Canon Europe, world-leader in imaging solutions, has announced a range of new medical imaging technologies at Canon EXPO Paris 2010, aimed at improving the workflow and efficiency of medical diagnosis whilst also maximising patient comfort.
The new technologies announced include:
- High Sensitivity and High Frame Rate Dynamic X-Ray Imaging, the first fully integrated digital radiography system available from Canon for healthcare professionals and the first to be equipped with Canon’s newly developed X-ray Flat Panel Detector, the CSX.
- Fully integrated digital radiography systems are essential imaging tools for surgeons in the operating theatre; used for a variety of orthopaedic and trauma surgery as well as vascular and non-vascular treatment.
- Cross media imaging, capturing high quality images of the retina to generate an exact 3D representation using two Canon's XEED WUX -10 MII Medical projectors
- The lightweight Canon CR-2 non-mydriatic digital retinal camera, which incorporates Canon EOS digital SLR technology. The CR-2 supports the early detection of glaucoma and other ocular disorders, as well as conditions such as hypertension and diabetes.

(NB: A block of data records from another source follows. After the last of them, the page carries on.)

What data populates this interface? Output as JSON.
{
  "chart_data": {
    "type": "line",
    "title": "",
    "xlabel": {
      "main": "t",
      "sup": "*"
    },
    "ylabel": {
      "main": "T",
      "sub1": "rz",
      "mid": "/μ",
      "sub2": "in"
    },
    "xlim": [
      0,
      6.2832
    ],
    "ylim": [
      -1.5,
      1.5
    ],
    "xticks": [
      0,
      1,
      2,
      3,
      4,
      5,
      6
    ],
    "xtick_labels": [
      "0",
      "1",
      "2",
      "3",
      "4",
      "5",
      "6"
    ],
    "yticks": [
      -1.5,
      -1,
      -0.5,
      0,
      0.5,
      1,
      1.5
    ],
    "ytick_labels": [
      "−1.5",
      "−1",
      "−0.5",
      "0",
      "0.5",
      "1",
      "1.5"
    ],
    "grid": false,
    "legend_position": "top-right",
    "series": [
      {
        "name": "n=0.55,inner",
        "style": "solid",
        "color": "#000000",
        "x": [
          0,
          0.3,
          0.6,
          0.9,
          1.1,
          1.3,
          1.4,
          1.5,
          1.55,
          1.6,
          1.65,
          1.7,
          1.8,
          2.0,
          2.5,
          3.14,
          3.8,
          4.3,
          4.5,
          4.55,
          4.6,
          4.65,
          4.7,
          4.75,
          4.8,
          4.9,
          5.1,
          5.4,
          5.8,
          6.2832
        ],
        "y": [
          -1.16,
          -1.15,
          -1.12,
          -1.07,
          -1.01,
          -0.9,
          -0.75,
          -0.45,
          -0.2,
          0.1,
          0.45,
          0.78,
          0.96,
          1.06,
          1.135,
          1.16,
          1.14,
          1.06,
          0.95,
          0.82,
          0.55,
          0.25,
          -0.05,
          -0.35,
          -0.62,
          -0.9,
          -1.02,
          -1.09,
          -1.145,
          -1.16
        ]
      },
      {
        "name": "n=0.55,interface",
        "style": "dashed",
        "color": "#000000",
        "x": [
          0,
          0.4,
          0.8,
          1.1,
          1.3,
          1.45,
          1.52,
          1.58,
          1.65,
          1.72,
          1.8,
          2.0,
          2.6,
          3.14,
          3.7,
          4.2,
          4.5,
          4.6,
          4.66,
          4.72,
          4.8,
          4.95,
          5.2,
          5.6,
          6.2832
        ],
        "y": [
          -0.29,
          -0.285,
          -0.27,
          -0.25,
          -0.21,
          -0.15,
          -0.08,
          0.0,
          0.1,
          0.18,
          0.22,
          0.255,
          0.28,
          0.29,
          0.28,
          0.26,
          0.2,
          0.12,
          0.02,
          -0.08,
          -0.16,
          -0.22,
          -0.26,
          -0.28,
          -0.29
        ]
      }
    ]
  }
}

New Medical Solutions Developments
- Cross reference Information Sharing system under XDS-I, that links medical information and output equipment to establish an information -sharing platform to help healthcare professionals in different locations to make diagnostic decisions quickly.

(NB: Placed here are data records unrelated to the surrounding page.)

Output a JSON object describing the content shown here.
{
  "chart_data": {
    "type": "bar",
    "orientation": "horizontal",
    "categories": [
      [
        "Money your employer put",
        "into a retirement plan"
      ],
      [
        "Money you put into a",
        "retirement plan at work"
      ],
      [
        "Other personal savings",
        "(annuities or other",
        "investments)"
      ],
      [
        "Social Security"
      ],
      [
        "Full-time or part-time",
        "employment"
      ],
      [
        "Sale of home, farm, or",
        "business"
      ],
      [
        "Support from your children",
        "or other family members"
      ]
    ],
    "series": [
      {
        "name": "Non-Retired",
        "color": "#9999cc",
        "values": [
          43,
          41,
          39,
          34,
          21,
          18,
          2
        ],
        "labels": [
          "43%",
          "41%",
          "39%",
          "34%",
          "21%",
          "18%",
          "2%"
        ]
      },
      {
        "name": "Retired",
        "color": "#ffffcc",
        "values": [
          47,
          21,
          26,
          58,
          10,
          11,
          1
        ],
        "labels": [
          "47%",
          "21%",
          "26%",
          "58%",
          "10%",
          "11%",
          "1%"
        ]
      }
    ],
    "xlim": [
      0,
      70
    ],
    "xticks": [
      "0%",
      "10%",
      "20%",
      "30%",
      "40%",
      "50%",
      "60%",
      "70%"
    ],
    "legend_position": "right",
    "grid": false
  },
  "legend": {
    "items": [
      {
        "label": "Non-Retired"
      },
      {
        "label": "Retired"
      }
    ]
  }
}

- This system supports team medical care from a variety of locations, by combining Canon's imaging and document processing solutions.

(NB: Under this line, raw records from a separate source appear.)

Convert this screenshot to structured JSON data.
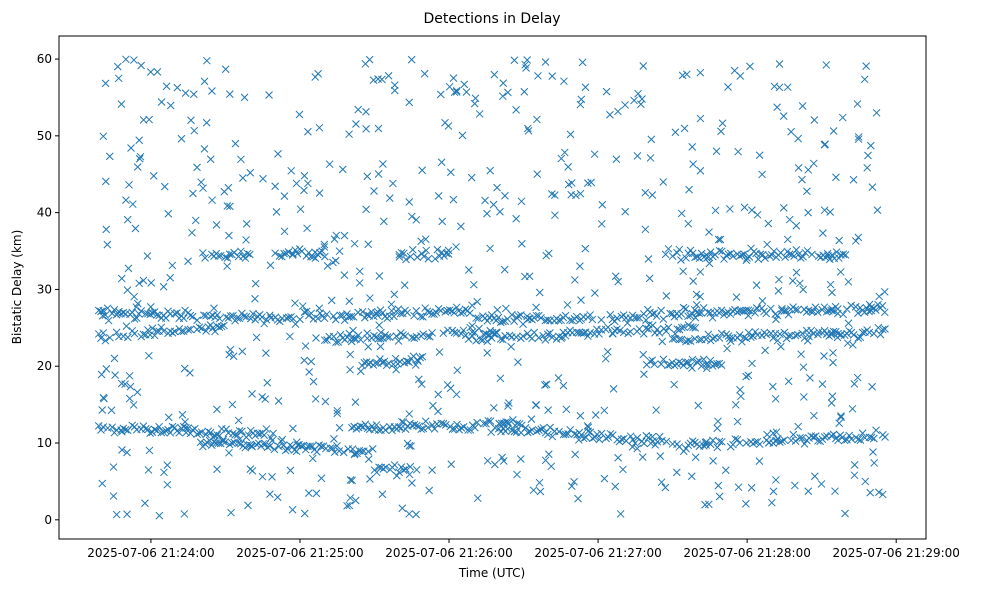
{
  "chart_data": {
    "type": "scatter",
    "title": "Detections in Delay",
    "xlabel": "Time (UTC)",
    "ylabel": "Bistatic Delay (km)",
    "marker": "x",
    "color": "#1f77b4",
    "grid": false,
    "x_start": "2025-07-06 21:23:39",
    "x_end": "2025-07-06 21:28:56",
    "xlim": [
      "2025-07-06 21:23:23",
      "2025-07-06 21:29:12"
    ],
    "ylim": [
      -2.5,
      63
    ],
    "x_ticks": [
      "2025-07-06 21:24:00",
      "2025-07-06 21:25:00",
      "2025-07-06 21:26:00",
      "2025-07-06 21:27:00",
      "2025-07-06 21:28:00",
      "2025-07-06 21:29:00"
    ],
    "y_ticks": [
      "0",
      "10",
      "20",
      "30",
      "40",
      "50",
      "60"
    ],
    "tracks": [
      {
        "start": "2025-07-06 21:23:39",
        "end": "2025-07-06 21:25:00",
        "from": 27.0,
        "to": 26.0
      },
      {
        "start": "2025-07-06 21:25:00",
        "end": "2025-07-06 21:26:10",
        "from": 26.5,
        "to": 27.2
      },
      {
        "start": "2025-07-06 21:26:10",
        "end": "2025-07-06 21:27:20",
        "from": 26.0,
        "to": 26.5
      },
      {
        "start": "2025-07-06 21:27:20",
        "end": "2025-07-06 21:28:56",
        "from": 26.8,
        "to": 27.5
      },
      {
        "start": "2025-07-06 21:23:39",
        "end": "2025-07-06 21:24:30",
        "from": 24.0,
        "to": 25.0
      },
      {
        "start": "2025-07-06 21:25:10",
        "end": "2025-07-06 21:26:20",
        "from": 23.5,
        "to": 24.5
      },
      {
        "start": "2025-07-06 21:26:10",
        "end": "2025-07-06 21:27:40",
        "from": 23.5,
        "to": 25.0
      },
      {
        "start": "2025-07-06 21:27:30",
        "end": "2025-07-06 21:28:56",
        "from": 23.5,
        "to": 24.5
      },
      {
        "start": "2025-07-06 21:23:39",
        "end": "2025-07-06 21:24:50",
        "from": 12.0,
        "to": 11.0
      },
      {
        "start": "2025-07-06 21:24:20",
        "end": "2025-07-06 21:25:30",
        "from": 10.0,
        "to": 9.0
      },
      {
        "start": "2025-07-06 21:25:20",
        "end": "2025-07-06 21:26:30",
        "from": 12.0,
        "to": 12.5
      },
      {
        "start": "2025-07-06 21:26:20",
        "end": "2025-07-06 21:27:30",
        "from": 12.0,
        "to": 10.0
      },
      {
        "start": "2025-07-06 21:27:30",
        "end": "2025-07-06 21:28:56",
        "from": 9.5,
        "to": 11.0
      },
      {
        "start": "2025-07-06 21:24:20",
        "end": "2025-07-06 21:24:40",
        "from": 34.5,
        "to": 34.5
      },
      {
        "start": "2025-07-06 21:24:50",
        "end": "2025-07-06 21:25:10",
        "from": 34.8,
        "to": 34.8
      },
      {
        "start": "2025-07-06 21:25:40",
        "end": "2025-07-06 21:26:00",
        "from": 34.5,
        "to": 34.5
      },
      {
        "start": "2025-07-06 21:27:30",
        "end": "2025-07-06 21:28:00",
        "from": 34.5,
        "to": 34.5
      },
      {
        "start": "2025-07-06 21:28:00",
        "end": "2025-07-06 21:28:40",
        "from": 34.5,
        "to": 34.5
      },
      {
        "start": "2025-07-06 21:25:25",
        "end": "2025-07-06 21:25:50",
        "from": 20.5,
        "to": 20.8
      },
      {
        "start": "2025-07-06 21:27:20",
        "end": "2025-07-06 21:27:50",
        "from": 20.5,
        "to": 20.5
      },
      {
        "start": "2025-07-06 21:25:30",
        "end": "2025-07-06 21:25:45",
        "from": 6.5,
        "to": 6.5
      }
    ],
    "scatter_range": [
      0.5,
      60
    ],
    "scatter_count": 700
  }
}
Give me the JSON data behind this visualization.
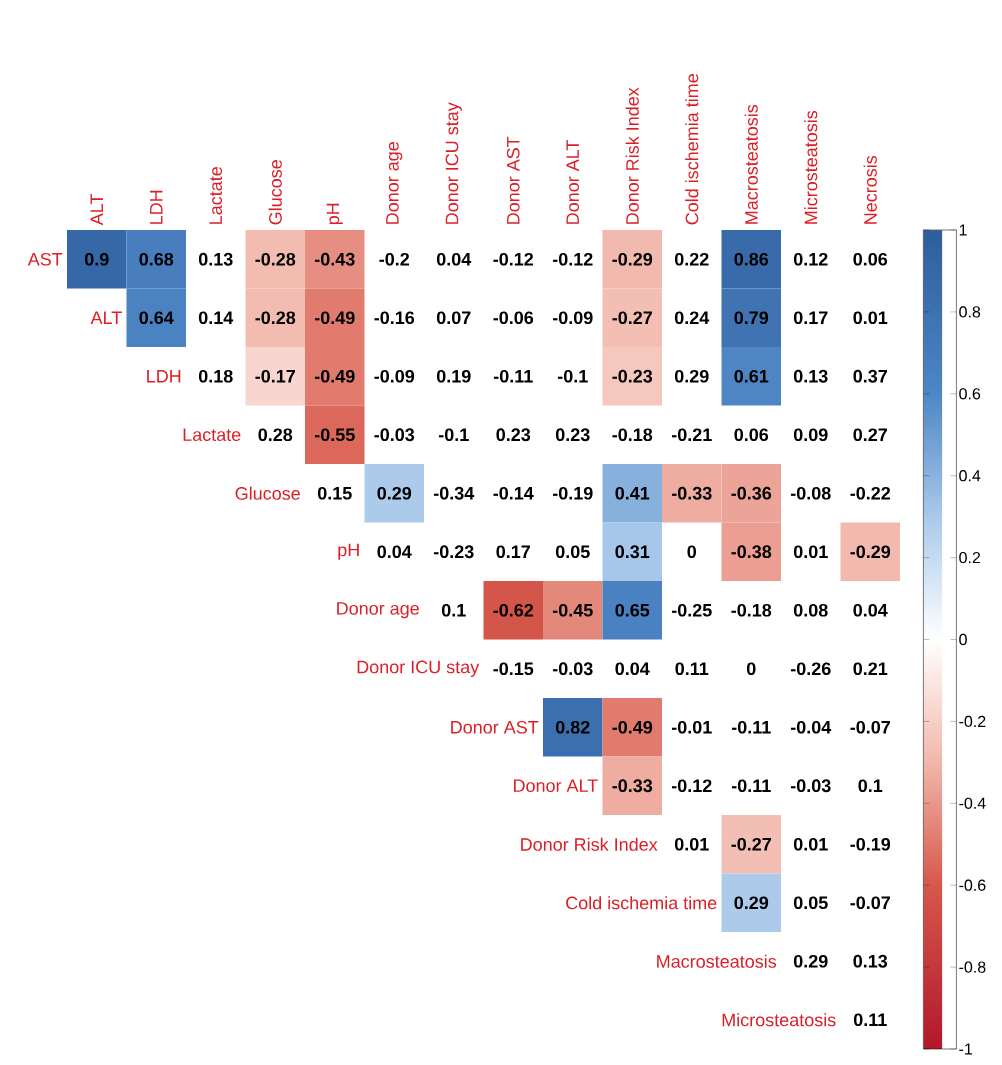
{
  "chart_data": {
    "type": "heatmap",
    "categories": [
      "ALT",
      "LDH",
      "Lactate",
      "Glucose",
      "pH",
      "Donor age",
      "Donor ICU stay",
      "Donor AST",
      "Donor ALT",
      "Donor Risk Index",
      "Cold ischemia time",
      "Macrosteatosis",
      "Microsteatosis",
      "Necrosis"
    ],
    "y_categories": [
      "AST",
      "ALT",
      "LDH",
      "Lactate",
      "Glucose",
      "pH",
      "Donor age",
      "Donor ICU stay",
      "Donor AST",
      "Donor ALT",
      "Donor Risk Index",
      "Cold ischemia time",
      "Macrosteatosis",
      "Microsteatosis"
    ],
    "cells": [
      [
        0.9,
        0.68,
        null,
        -0.28,
        -0.43,
        null,
        null,
        null,
        null,
        -0.29,
        null,
        0.86,
        null,
        null
      ],
      [
        null,
        0.64,
        null,
        -0.28,
        -0.49,
        null,
        null,
        null,
        null,
        -0.27,
        null,
        0.79,
        null,
        null
      ],
      [
        null,
        null,
        null,
        -0.17,
        -0.49,
        null,
        null,
        null,
        null,
        -0.23,
        null,
        0.61,
        null,
        null
      ],
      [
        null,
        null,
        null,
        null,
        -0.55,
        null,
        null,
        null,
        null,
        null,
        null,
        null,
        null,
        null
      ],
      [
        null,
        null,
        null,
        null,
        null,
        0.29,
        null,
        null,
        null,
        0.41,
        -0.33,
        -0.36,
        null,
        null
      ],
      [
        null,
        null,
        null,
        null,
        null,
        null,
        null,
        null,
        null,
        0.31,
        null,
        -0.38,
        null,
        -0.29
      ],
      [
        null,
        null,
        null,
        null,
        null,
        null,
        null,
        -0.62,
        -0.45,
        0.65,
        null,
        null,
        null,
        null
      ],
      [
        null,
        null,
        null,
        null,
        null,
        null,
        null,
        null,
        null,
        null,
        null,
        null,
        null,
        null
      ],
      [
        null,
        null,
        null,
        null,
        null,
        null,
        null,
        null,
        0.82,
        -0.49,
        null,
        null,
        null,
        null
      ],
      [
        null,
        null,
        null,
        null,
        null,
        null,
        null,
        null,
        null,
        -0.33,
        null,
        null,
        null,
        null
      ],
      [
        null,
        null,
        null,
        null,
        null,
        null,
        null,
        null,
        null,
        null,
        null,
        -0.27,
        null,
        null
      ],
      [
        null,
        null,
        null,
        null,
        null,
        null,
        null,
        null,
        null,
        null,
        null,
        0.29,
        null,
        null
      ],
      [
        null,
        null,
        null,
        null,
        null,
        null,
        null,
        null,
        null,
        null,
        null,
        null,
        null,
        null
      ],
      [
        null,
        null,
        null,
        null,
        null,
        null,
        null,
        null,
        null,
        null,
        null,
        null,
        null,
        null
      ]
    ],
    "cell_labels": [
      [
        "0.9",
        "0.68",
        "0.13",
        "-0.28",
        "-0.43",
        "-0.2",
        "0.04",
        "-0.12",
        "-0.12",
        "-0.29",
        "0.22",
        "0.86",
        "0.12",
        "0.06"
      ],
      [
        null,
        "0.64",
        "0.14",
        "-0.28",
        "-0.49",
        "-0.16",
        "0.07",
        "-0.06",
        "-0.09",
        "-0.27",
        "0.24",
        "0.79",
        "0.17",
        "0.01"
      ],
      [
        null,
        null,
        "0.18",
        "-0.17",
        "-0.49",
        "-0.09",
        "0.19",
        "-0.11",
        "-0.1",
        "-0.23",
        "0.29",
        "0.61",
        "0.13",
        "0.37"
      ],
      [
        null,
        null,
        null,
        "0.28",
        "-0.55",
        "-0.03",
        "-0.1",
        "0.23",
        "0.23",
        "-0.18",
        "-0.21",
        "0.06",
        "0.09",
        "0.27"
      ],
      [
        null,
        null,
        null,
        null,
        "0.15",
        "0.29",
        "-0.34",
        "-0.14",
        "-0.19",
        "0.41",
        "-0.33",
        "-0.36",
        "-0.08",
        "-0.22"
      ],
      [
        null,
        null,
        null,
        null,
        null,
        "0.04",
        "-0.23",
        "0.17",
        "0.05",
        "0.31",
        "0",
        "-0.38",
        "0.01",
        "-0.29"
      ],
      [
        null,
        null,
        null,
        null,
        null,
        null,
        "0.1",
        "-0.62",
        "-0.45",
        "0.65",
        "-0.25",
        "-0.18",
        "0.08",
        "0.04"
      ],
      [
        null,
        null,
        null,
        null,
        null,
        null,
        null,
        "-0.15",
        "-0.03",
        "0.04",
        "0.11",
        "0",
        "-0.26",
        "0.21"
      ],
      [
        null,
        null,
        null,
        null,
        null,
        null,
        null,
        null,
        "0.82",
        "-0.49",
        "-0.01",
        "-0.11",
        "-0.04",
        "-0.07"
      ],
      [
        null,
        null,
        null,
        null,
        null,
        null,
        null,
        null,
        null,
        "-0.33",
        "-0.12",
        "-0.11",
        "-0.03",
        "0.1"
      ],
      [
        null,
        null,
        null,
        null,
        null,
        null,
        null,
        null,
        null,
        null,
        "0.01",
        "-0.27",
        "0.01",
        "-0.19"
      ],
      [
        null,
        null,
        null,
        null,
        null,
        null,
        null,
        null,
        null,
        null,
        null,
        "0.29",
        "0.05",
        "-0.07"
      ],
      [
        null,
        null,
        null,
        null,
        null,
        null,
        null,
        null,
        null,
        null,
        null,
        null,
        "0.29",
        "0.13"
      ],
      [
        null,
        null,
        null,
        null,
        null,
        null,
        null,
        null,
        null,
        null,
        null,
        null,
        null,
        "0.11"
      ]
    ],
    "clim": [
      -1,
      1
    ],
    "cticks": [
      -1,
      -0.8,
      -0.6,
      -0.4,
      -0.2,
      0,
      0.2,
      0.4,
      0.6,
      0.8,
      1
    ]
  }
}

Canon sees investment in the medical systems business as a key element of its growth strategy for the next five years and is continuing its advances by demonstrating its future medical system, a Photoacoustic Diagnosis device, which would be used for looking inside the human body by using optics technology and ultrasound technology. Canon is also aiming to provide assistance in the early detection of breast cancer and related malignancy diagnoses in its development of photoacoustic imaging technologies. This new image diagnosis device is radiation-free and non-invasive.